Through my art, I try to interpret and present observations of my surroundings, of things many people would consider to be mundane. So far I have found that working with colour and in a hard edge style is the best way to communicate this. But the point is not for viewers to be able to visualise the same cityscape or architectural elements that inspired me. For this reason, I don’t think the pieces need to be read within the urban context to be successful. Instead, as you say, it’s about the feeling. If my art elicits some kind of emotional response, then I feel I have been successful.
Many of the shapes used in your work are recurring, a kind of personalised architectural language. How much of your work is still drawn from observation, or have these representations become more figural with time?

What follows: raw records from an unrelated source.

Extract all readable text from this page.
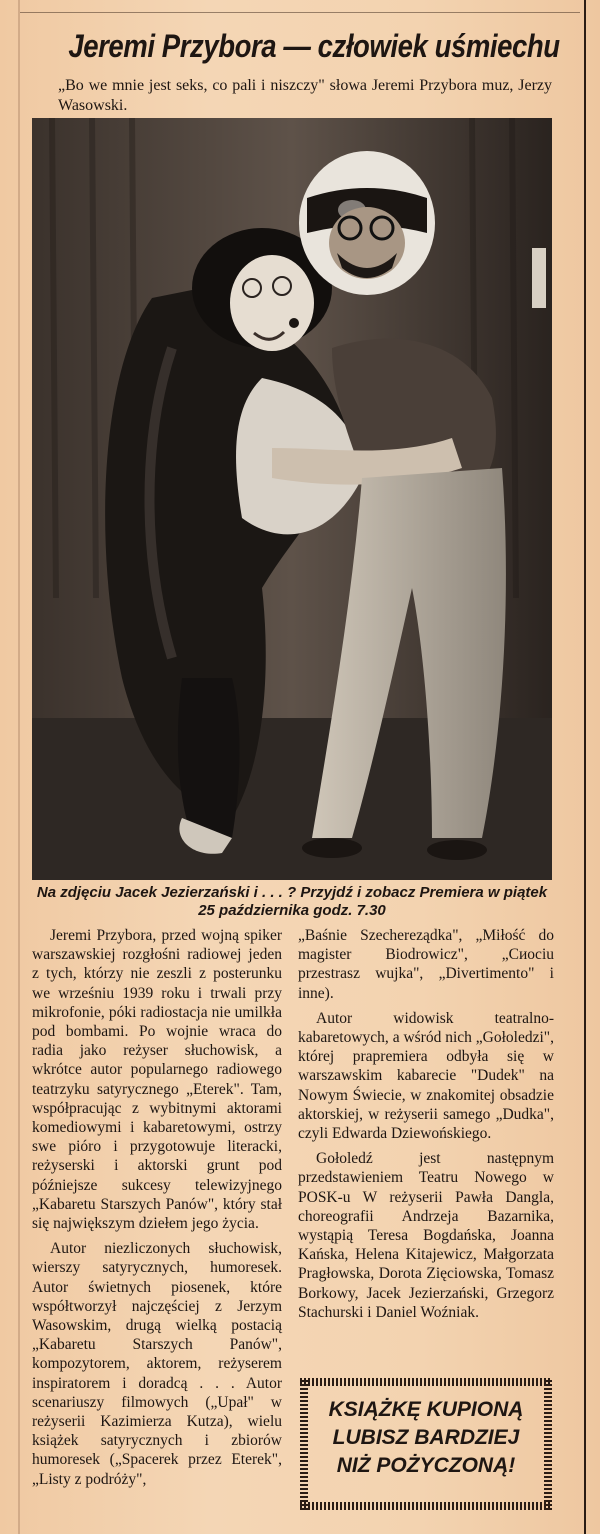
Jeremi Przybora — człowiek uśmiechu
„Bo we mnie jest seks, co pali i niszczy" słowa Jeremi Przybora muz, Jerzy Wasowski.
Na zdjęciu Jacek Jezierzański i . . . ? Przyjdź i zobacz Premiera w piątek 25 października godz. 7.30

Jeremi Przybora, przed wojną spiker warszawskiej rozgłośni radiowej jeden z tych, którzy nie zeszli z posterunku we wrześniu 1939 roku i trwali przy mikrofonie, póki radiostacja nie umilkła pod bombami. Po wojnie wraca do radia jako reżyser słuchowisk, a wkrótce autor popularnego radiowego teatrzyku satyrycznego „Eterek". Tam, współpracując z wybitnymi aktorami komediowymi i kabaretowymi, ostrzy swe pióro i przygotowuje literacki, reżyserski i aktorski grunt pod późniejsze sukcesy telewizyjnego „Kabaretu Starszych Panów", który stał się największym dziełem jego życia.

Autor niezliczonych słuchowisk, wierszy satyrycznych, humoresek. Autor świetnych piosenek, które współtworzył najczęściej z Jerzym Wasowskim, drugą wielką postacią „Kabaretu Starszych Panów", kompozytorem, aktorem, reżyserem inspiratorem i doradcą . . . Autor scenariuszy filmowych („Upał" w reżyserii Kazimierza Kutza), wielu książek satyrycznych i zbiorów humoresek („Spacerek przez Eterek", „Listy z podróży",

„Baśnie Szechereządka", „Miłość do magister Biodrowicz", „Cиociu przestrasz wujka", „Divertimento" i inne).

Autor widowisk teatralno-kabaretowych, a wśród nich „Gołoledzi", której prapremiera odbyła się w warszawskim kabarecie "Dudek" na Nowym Świecie, w znakomitej obsadzie aktorskiej, w reżyserii samego „Dudka", czyli Edwarda Dziewońskiego.

Gołoledź jest następnym przedstawieniem Teatru Nowego w POSK-u W reżyserii Pawła Dangla, choreografii Andrzeja Bazarnika, wystąpią Teresa Bogdańska, Joanna Kańska, Helena Kitajewicz, Małgorzata Pragłowska, Dorota Zięciowska, Tomasz Borkowy, Jacek Jezierzański, Grzegorz Stachurski i Daniel Woźniak.

KSIĄŻKĘ KUPIONĄ
LUBISZ BARDZIEJ
NIŻ POŻYCZONĄ!
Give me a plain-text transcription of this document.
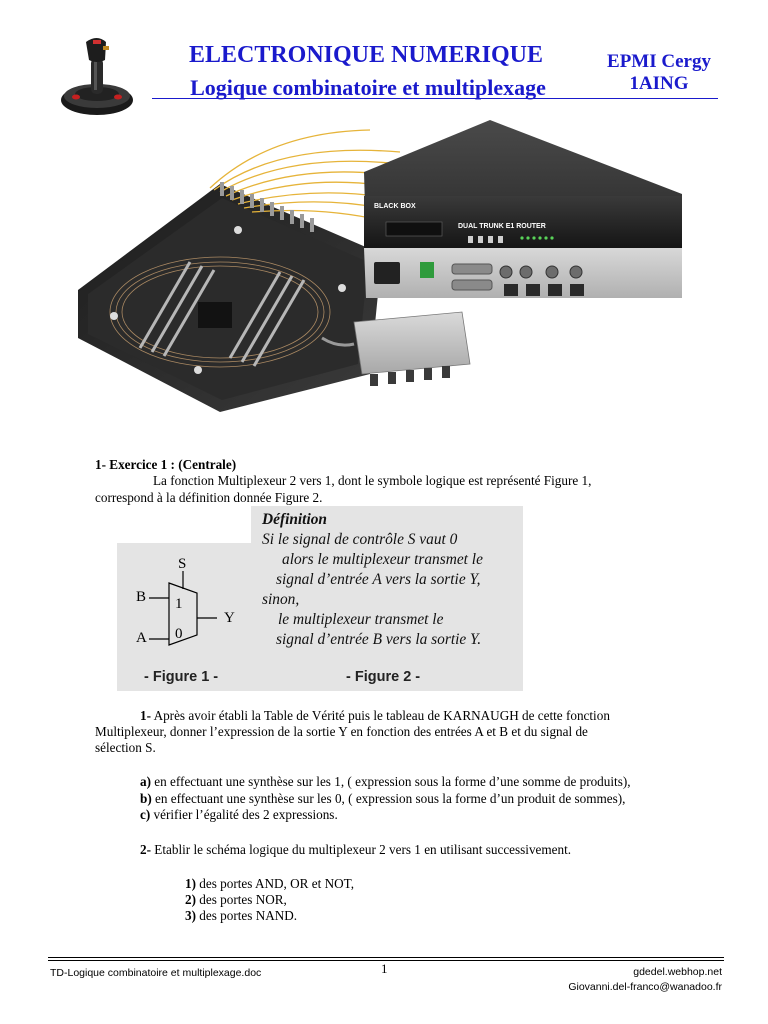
ELECTRONIQUE NUMERIQUE
Logique combinatoire et multiplexage
EPMI Cergy
1AING
BLACK BOX
DUAL TRUNK E1 ROUTER
1- Exercice 1 : (Centrale)
La fonction Multiplexeur 2 vers 1, dont le symbole logique est représenté Figure 1,
correspond à la définition donnée Figure 2.
S
B
A
Y
1
0
- Figure 1 -
Définition
Si le signal de contrôle S vaut 0
alors le multiplexeur transmet le
signal d’entrée A vers la sortie Y,
sinon,
le multiplexeur transmet le
signal d’entrée B vers la sortie Y.
- Figure 2 -
1- Après avoir établi la Table de Vérité puis le tableau de KARNAUGH de cette fonction
Multiplexeur, donner l’expression de la sortie Y en fonction des entrées A et B et du signal de
sélection S.
a) en effectuant une synthèse sur les 1, ( expression sous la forme d’une somme de produits),
b) en effectuant une synthèse sur les 0, ( expression sous la forme d’un produit de sommes),
c) vérifier l’égalité des 2 expressions.
2- Etablir le schéma logique du multiplexeur 2 vers 1 en utilisant successivement.
1) des portes AND, OR et NOT,
2) des portes NOR,
3) des portes NAND.
TD-Logique combinatoire et multiplexage.doc	1	gdedel.webhop.net
Giovanni.del-franco@wanadoo.fr
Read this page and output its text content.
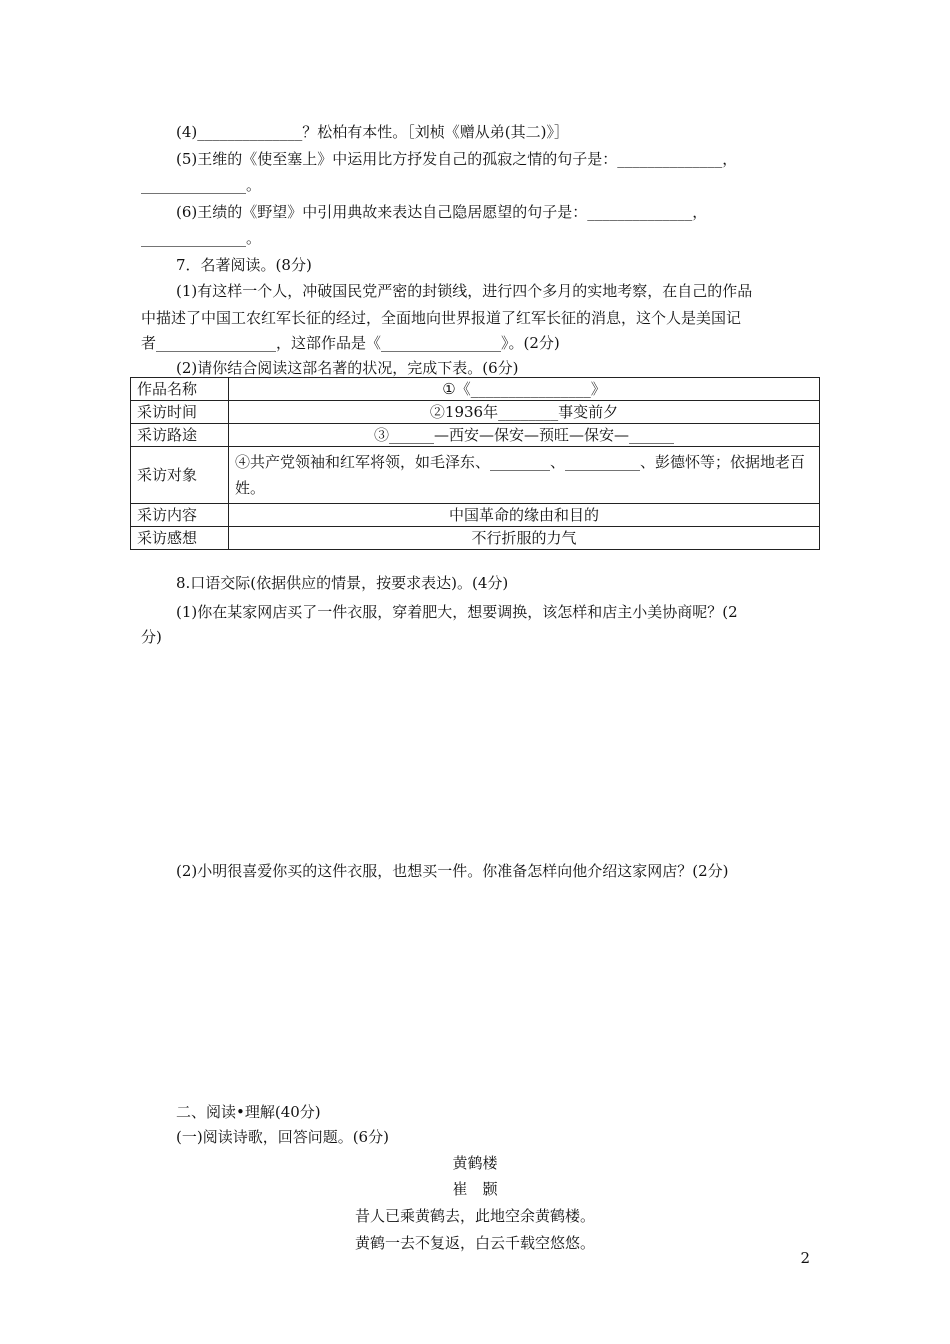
(4)______________？松柏有本性。［刘桢《赠从弟(其二)》］
(5)王维的《使至塞上》中运用比方抒发自己的孤寂之情的句子是：______________，
______________。
(6)王绩的《野望》中引用典故来表达自己隐居愿望的句子是：______________，
______________。
7．名著阅读。(8分)
(1)有这样一个人，冲破国民党严密的封锁线，进行四个多月的实地考察，在自己的作品
中描述了中国工农红军长征的经过，全面地向世界报道了红军长征的消息，这个人是美国记
者________________，这部作品是《________________》。(2分)
(2)请你结合阅读这部名著的状况，完成下表。(6分)
作品名称	①《________________》
采访时间	②1936年________事变前夕
采访路途	③______—西安—保安—预旺—保安—______
采访对象	④共产党领袖和红军将领，如毛泽东、________、__________、彭德怀等；依据地老百姓。
采访内容	中国革命的缘由和目的
采访感想	不行折服的力气
8.口语交际(依据供应的情景，按要求表达)。(4分)
(1)你在某家网店买了一件衣服，穿着肥大，想要调换，该怎样和店主小美协商呢？(2
分)
(2)小明很喜爱你买的这件衣服，也想买一件。你准备怎样向他介绍这家网店？(2分)
二、阅读•理解(40分)
(一)阅读诗歌，回答问题。(6分)
黄鹤楼
崔　颢
昔人已乘黄鹤去，此地空余黄鹤楼。
黄鹤一去不复返，白云千载空悠悠。
2
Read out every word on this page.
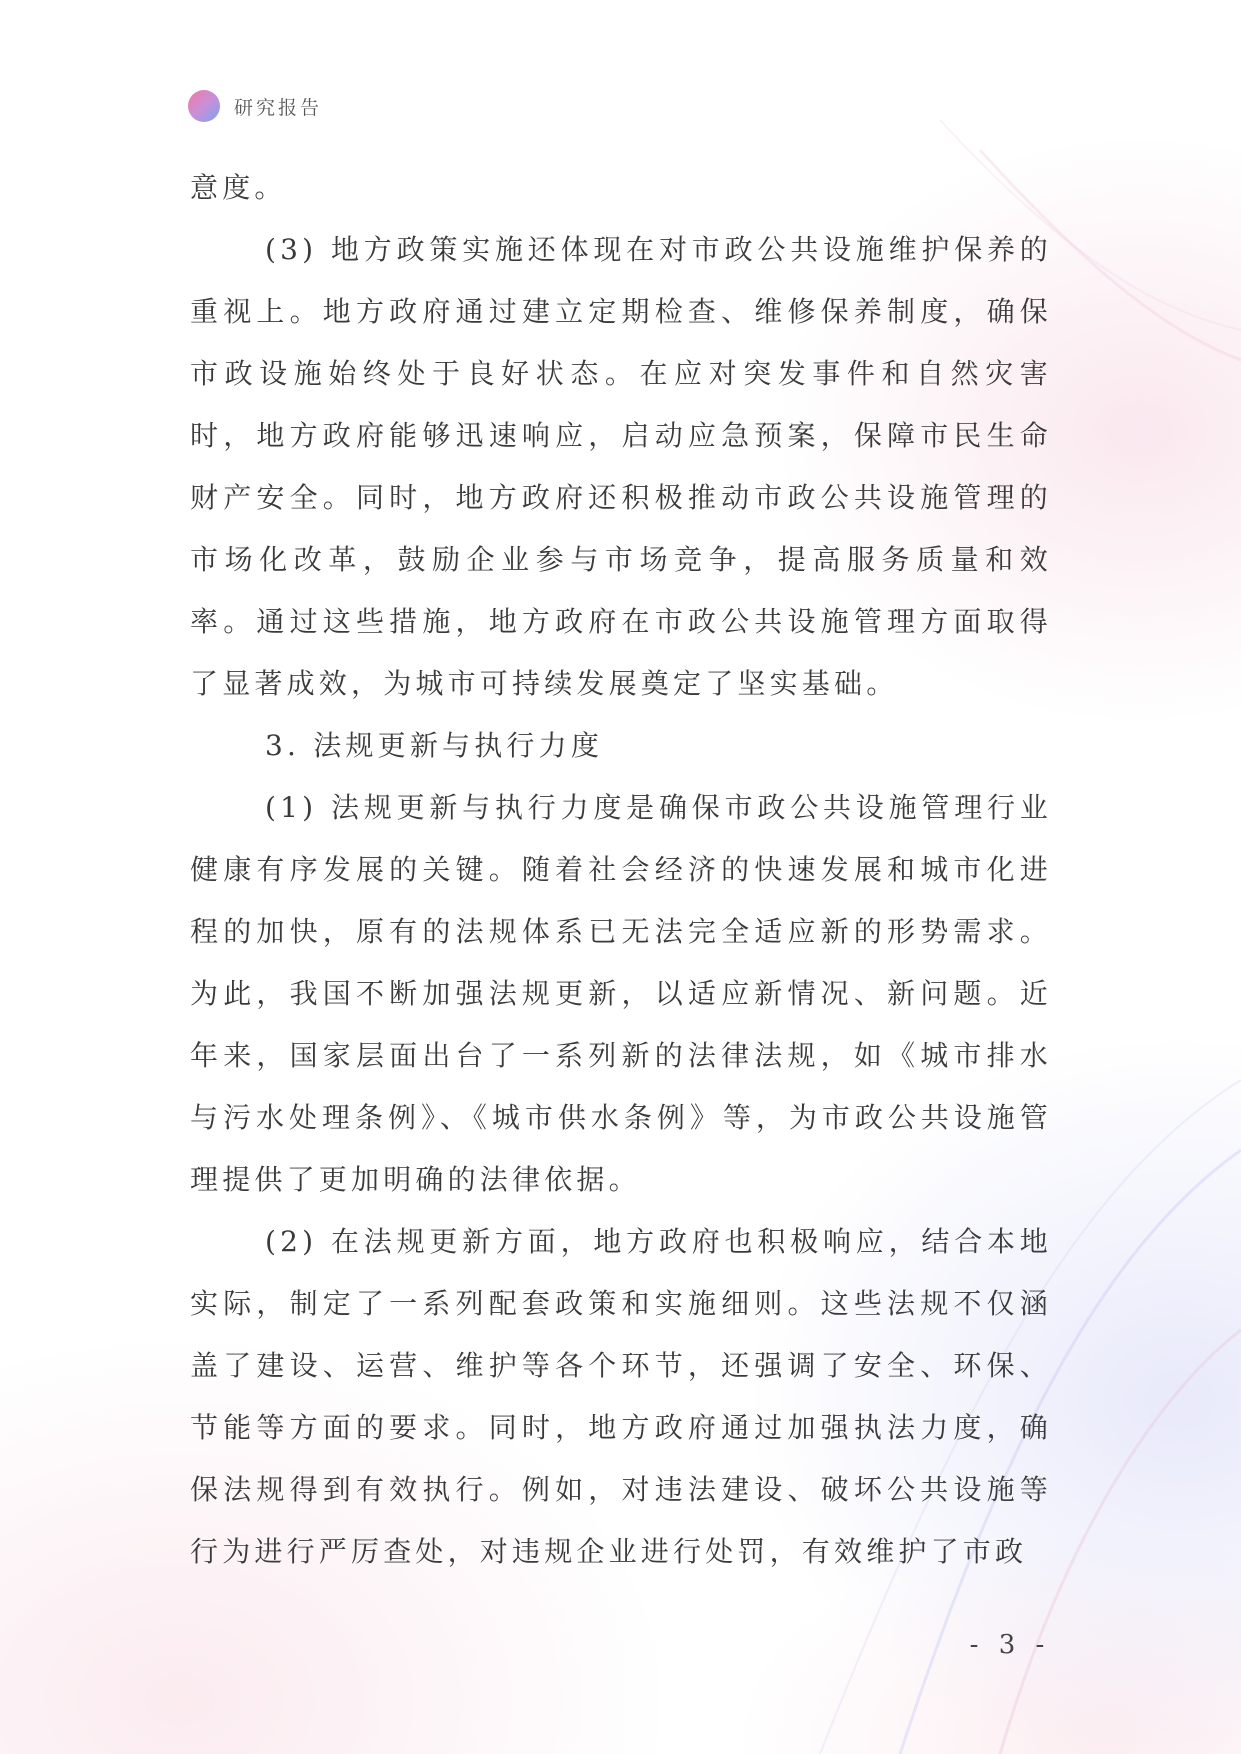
研究报告

意度。

(3) 地方政策实施还体现在对市政公共设施维护保养的重视上。地方政府通过建立定期检查、维修保养制度，确保市政设施始终处于良好状态。在应对突发事件和自然灾害时，地方政府能够迅速响应，启动应急预案，保障市民生命财产安全。同时，地方政府还积极推动市政公共设施管理的市场化改革，鼓励企业参与市场竞争，提高服务质量和效率。通过这些措施，地方政府在市政公共设施管理方面取得了显著成效，为城市可持续发展奠定了坚实基础。

3. 法规更新与执行力度

(1) 法规更新与执行力度是确保市政公共设施管理行业健康有序发展的关键。随着社会经济的快速发展和城市化进程的加快，原有的法规体系已无法完全适应新的形势需求。为此，我国不断加强法规更新，以适应新情况、新问题。近年来，国家层面出台了一系列新的法律法规，如《城市排水与污水处理条例》、《城市供水条例》等，为市政公共设施管理提供了更加明确的法律依据。

(2) 在法规更新方面，地方政府也积极响应，结合本地实际，制定了一系列配套政策和实施细则。这些法规不仅涵盖了建设、运营、维护等各个环节，还强调了安全、环保、节能等方面的要求。同时，地方政府通过加强执法力度，确保法规得到有效执行。例如，对违法建设、破坏公共设施等行为进行严厉查处，对违规企业进行处罚，有效维护了市政

- 3 -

For the most part, my process is easy to follow: photographing architecture, simplifying and arranging the shapes, assigning colours and then using this as a starting point to begin an artwork.
But over time, certain shapes kept reappearing or standing out to me — so I stopped using photographs and sketches for inspiration and instead concentrated on the selection of shapes and colours in my visual vocabulary. In this way, I created a set of rules or boundaries to work within until I felt they had been sufficiently explored.
Recently, I have cycled back to the beginning of this process, to once again add to this personalised language by actively photographing and finding inspiration in my observations. These new visual elements are reflected in my latest paintings.
Please tell us about the new body of work that is going to be on show at the Turbine Art Fair? How does this work set itself apart from previous exhibitions?
I have two series of paintings exhibiting at Turbine — both of which are quite different to my previous work. Through the first series, I have started to explore a more collage-like style, which allows me to investigate the foreground/background relationship and build up a feeling of depth and movement. I have recently been quite influenced by shadow lines, grid work and patterns that exist in my day to day life, and these have found their way into my paintings too.
In the second series, I begin to play around with open space. Whereas my previous works have quite a lot of energy and give you the feeling of being on street level, in this series the paintings are calmer and feel more removed. The isolated collections of shapes are more like an urban landscape viewed from a distance.
Hugh Byrne’s latest body of work will be on show at EBONY Curated‘s stand (BM9 and BM11) at the Turbine Art Fair (Johannesburg) from the 14th – 17th July.